Instagram removes DM encryption from today: What users should do to stay safe

Highlights

• Instagram switches off end-to-end encryption just before federal deepfake law enforcement begins.
• Meta can now read private messages it previously could not access.
• Privacy experts warn against storing downloaded chats in Google Drive or iCloud.

End-to-end encryption works like a sealed envelope. The platform can see who sent a message and who received it, but cannot open it to read what is inside.

When Instagram removes this feature, it effectively removes the privacy layer that kept messages hidden. As a result, Meta would be able to access the content of those messages.

Users who had enabled the feature would have noticed a lock icon in their direct message chats. However, what will happen to those already encrypted conversations after the deadline is still unclear, Maugans told Fox News.

He said there are two possible outcomes being discussed: either those messages may be moved into regular chat history, or they could be deleted entirely.

This uncertainty is why users are being advised to download their encrypted messages before the change takes effect.

The timing of this move is being linked to the Take It Down Act, a US federal law passed in May 2025. The law requires platforms to remove non-consensual deepfake images within 48 hours of a report.

Platforms are expected to have a working system in place by May 19. Maugans said the timing is unlikely to be a coincidence.

He explained that platforms are required to act quickly against harmful content, but encrypted messaging prevents them from seeing what is being shared, which creates a conflict between privacy and content moderation requirements.

What users should do

If you have been using encrypted Instagram direct messages, it is important to download a copy of your chats. However, how you store that backup is just as important as saving it.

Maugans warned that uploading the downloaded file to services like Google Drive, iCloud, or any cloud storage removes its protection, because it becomes an unencrypted version of your conversations.

He added that if the goal is to prevent access by data brokers, users need to be very careful about where the file is kept.

Saving the backup in cloud platforms reduces its privacy benefit, so it is safer to keep it stored locally on your device.
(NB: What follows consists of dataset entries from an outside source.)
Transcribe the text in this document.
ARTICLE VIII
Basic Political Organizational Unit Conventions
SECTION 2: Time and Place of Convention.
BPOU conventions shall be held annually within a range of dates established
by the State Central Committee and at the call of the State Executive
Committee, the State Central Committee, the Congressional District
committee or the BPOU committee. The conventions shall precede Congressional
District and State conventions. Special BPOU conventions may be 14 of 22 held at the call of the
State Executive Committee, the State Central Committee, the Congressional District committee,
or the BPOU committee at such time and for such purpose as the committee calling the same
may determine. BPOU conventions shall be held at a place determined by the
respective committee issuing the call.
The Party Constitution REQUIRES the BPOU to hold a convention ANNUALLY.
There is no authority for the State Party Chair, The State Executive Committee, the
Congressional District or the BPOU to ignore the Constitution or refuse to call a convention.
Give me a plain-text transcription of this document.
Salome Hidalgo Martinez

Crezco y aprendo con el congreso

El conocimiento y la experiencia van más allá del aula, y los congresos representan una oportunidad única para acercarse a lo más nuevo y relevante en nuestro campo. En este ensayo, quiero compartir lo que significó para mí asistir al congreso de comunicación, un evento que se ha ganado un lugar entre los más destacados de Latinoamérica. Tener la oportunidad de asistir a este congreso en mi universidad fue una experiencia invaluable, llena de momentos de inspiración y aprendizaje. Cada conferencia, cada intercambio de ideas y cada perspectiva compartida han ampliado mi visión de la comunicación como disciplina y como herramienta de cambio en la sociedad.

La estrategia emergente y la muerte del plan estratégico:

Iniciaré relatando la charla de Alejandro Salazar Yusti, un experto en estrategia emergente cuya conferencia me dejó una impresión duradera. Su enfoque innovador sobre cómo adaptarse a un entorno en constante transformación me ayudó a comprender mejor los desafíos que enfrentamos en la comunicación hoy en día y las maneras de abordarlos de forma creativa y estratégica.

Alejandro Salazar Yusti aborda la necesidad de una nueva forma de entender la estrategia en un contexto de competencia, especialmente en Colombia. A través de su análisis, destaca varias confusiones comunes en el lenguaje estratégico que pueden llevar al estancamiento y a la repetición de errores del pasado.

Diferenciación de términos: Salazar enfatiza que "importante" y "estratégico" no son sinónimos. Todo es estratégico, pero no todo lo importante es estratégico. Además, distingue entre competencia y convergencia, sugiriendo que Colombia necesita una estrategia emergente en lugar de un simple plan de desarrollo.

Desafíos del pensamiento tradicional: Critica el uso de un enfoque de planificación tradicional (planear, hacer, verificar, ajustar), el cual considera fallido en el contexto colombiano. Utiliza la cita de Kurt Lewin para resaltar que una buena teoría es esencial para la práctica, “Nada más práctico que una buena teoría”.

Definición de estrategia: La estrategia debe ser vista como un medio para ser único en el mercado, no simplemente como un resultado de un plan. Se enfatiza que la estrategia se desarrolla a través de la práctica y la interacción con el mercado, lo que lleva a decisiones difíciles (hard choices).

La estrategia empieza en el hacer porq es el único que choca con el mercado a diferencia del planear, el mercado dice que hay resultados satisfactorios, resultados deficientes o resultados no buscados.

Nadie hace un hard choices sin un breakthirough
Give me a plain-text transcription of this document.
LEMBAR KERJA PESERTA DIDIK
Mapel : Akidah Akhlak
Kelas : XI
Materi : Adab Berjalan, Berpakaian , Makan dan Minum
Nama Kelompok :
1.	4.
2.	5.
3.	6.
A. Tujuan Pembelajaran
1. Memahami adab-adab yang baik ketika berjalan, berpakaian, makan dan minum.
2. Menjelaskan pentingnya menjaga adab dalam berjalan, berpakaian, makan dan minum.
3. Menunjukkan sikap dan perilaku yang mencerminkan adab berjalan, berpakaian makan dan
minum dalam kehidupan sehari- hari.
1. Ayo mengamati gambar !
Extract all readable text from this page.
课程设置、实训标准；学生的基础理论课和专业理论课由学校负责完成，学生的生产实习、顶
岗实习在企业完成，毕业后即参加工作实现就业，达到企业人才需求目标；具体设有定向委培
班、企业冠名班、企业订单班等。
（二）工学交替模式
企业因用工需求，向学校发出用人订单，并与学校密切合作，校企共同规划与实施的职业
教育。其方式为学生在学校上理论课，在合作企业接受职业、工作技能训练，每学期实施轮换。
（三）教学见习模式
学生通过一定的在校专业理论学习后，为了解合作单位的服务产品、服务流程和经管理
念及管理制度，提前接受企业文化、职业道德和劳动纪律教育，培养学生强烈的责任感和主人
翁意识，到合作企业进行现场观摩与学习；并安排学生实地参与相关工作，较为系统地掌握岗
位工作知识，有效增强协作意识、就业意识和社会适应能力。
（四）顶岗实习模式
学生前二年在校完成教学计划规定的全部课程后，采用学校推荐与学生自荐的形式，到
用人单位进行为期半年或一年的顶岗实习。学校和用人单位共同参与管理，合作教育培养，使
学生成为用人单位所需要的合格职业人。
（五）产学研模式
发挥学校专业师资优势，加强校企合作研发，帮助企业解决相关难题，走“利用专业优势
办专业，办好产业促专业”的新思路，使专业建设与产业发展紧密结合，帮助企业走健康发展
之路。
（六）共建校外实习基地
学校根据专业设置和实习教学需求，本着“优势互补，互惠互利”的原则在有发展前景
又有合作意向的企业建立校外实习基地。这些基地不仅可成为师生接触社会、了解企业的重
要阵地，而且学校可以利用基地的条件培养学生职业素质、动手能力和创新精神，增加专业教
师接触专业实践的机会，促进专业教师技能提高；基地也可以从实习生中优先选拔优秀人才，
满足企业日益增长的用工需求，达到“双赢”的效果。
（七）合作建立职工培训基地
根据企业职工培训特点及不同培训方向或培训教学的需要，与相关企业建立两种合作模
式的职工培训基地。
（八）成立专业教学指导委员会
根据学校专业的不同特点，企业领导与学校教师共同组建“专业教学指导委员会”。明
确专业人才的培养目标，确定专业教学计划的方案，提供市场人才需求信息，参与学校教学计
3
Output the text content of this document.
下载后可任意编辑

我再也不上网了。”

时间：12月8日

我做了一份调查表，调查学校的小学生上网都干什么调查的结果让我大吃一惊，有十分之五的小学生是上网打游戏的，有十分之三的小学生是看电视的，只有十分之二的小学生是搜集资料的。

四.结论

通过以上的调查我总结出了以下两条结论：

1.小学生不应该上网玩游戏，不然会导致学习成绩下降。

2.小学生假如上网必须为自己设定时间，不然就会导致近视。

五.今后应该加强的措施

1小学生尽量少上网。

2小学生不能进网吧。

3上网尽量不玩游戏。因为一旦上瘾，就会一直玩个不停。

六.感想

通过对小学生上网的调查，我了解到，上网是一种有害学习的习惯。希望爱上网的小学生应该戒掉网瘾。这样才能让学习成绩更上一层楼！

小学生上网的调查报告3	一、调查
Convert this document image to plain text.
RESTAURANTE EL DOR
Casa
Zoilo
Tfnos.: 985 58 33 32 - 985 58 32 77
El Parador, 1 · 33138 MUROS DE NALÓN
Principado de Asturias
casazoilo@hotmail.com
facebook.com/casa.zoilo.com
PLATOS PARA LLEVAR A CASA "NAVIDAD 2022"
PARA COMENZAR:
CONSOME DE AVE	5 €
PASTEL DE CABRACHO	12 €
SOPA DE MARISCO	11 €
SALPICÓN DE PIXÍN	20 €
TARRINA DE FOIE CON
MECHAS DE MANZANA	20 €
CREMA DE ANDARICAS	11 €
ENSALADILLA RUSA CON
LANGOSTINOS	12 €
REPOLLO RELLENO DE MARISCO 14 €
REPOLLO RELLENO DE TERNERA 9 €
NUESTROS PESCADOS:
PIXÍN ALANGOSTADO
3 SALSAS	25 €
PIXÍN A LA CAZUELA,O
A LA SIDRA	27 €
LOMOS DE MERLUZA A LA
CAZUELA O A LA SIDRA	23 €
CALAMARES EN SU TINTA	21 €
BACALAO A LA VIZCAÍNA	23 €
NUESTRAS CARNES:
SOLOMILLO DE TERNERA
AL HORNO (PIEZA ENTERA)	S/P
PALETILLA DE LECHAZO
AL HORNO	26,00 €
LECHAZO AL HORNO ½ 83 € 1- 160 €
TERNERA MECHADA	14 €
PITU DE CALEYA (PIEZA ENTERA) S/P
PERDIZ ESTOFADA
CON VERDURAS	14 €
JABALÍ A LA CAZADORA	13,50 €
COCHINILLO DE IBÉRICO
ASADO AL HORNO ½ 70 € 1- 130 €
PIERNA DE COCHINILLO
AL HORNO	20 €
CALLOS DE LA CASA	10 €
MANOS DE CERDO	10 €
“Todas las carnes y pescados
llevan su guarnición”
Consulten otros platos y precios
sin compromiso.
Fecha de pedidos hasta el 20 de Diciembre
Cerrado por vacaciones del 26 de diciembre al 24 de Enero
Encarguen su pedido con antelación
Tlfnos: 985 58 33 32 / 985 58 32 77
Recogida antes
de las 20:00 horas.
Meta has suggested switching to WhatsApp for users who want ongoing encrypted messaging, as it is also owned by the company. However, WhatsApp only protects message content, not the surrounding data.

Maugans explained that details such as how often people talk, when they communicate, and how frequently messages are exchanged are still visible. This helps build a communication pattern that can be used in Meta’s systems.

Although WhatsApp cannot read message content, it can still see who is talking to whom and when, and this information continues to support advertising and recommendation tools.

For users who want stronger privacy, Maugans recommends moving to platforms outside Meta’s ecosystem.

He pointed to Signal as a widely trusted option, noting that it is a nonprofit service focused on transparency and strong encryption, and is designed specifically for secure communication.

Signal is free and available at signal.org and in the App Store and Google Play. Other options include Apple iMessage for conversations between Apple devices, though messages to non-Apple phones fall back to standard SMS without the same protection.

For victims of non-consensual intimate images, the Take It Down Act provides a legal path to force removal once platforms have their systems in place after May 19.

Reports can be filed directly with the platform, and the Federal Trade Commission handles enforcement against companies that do not comply.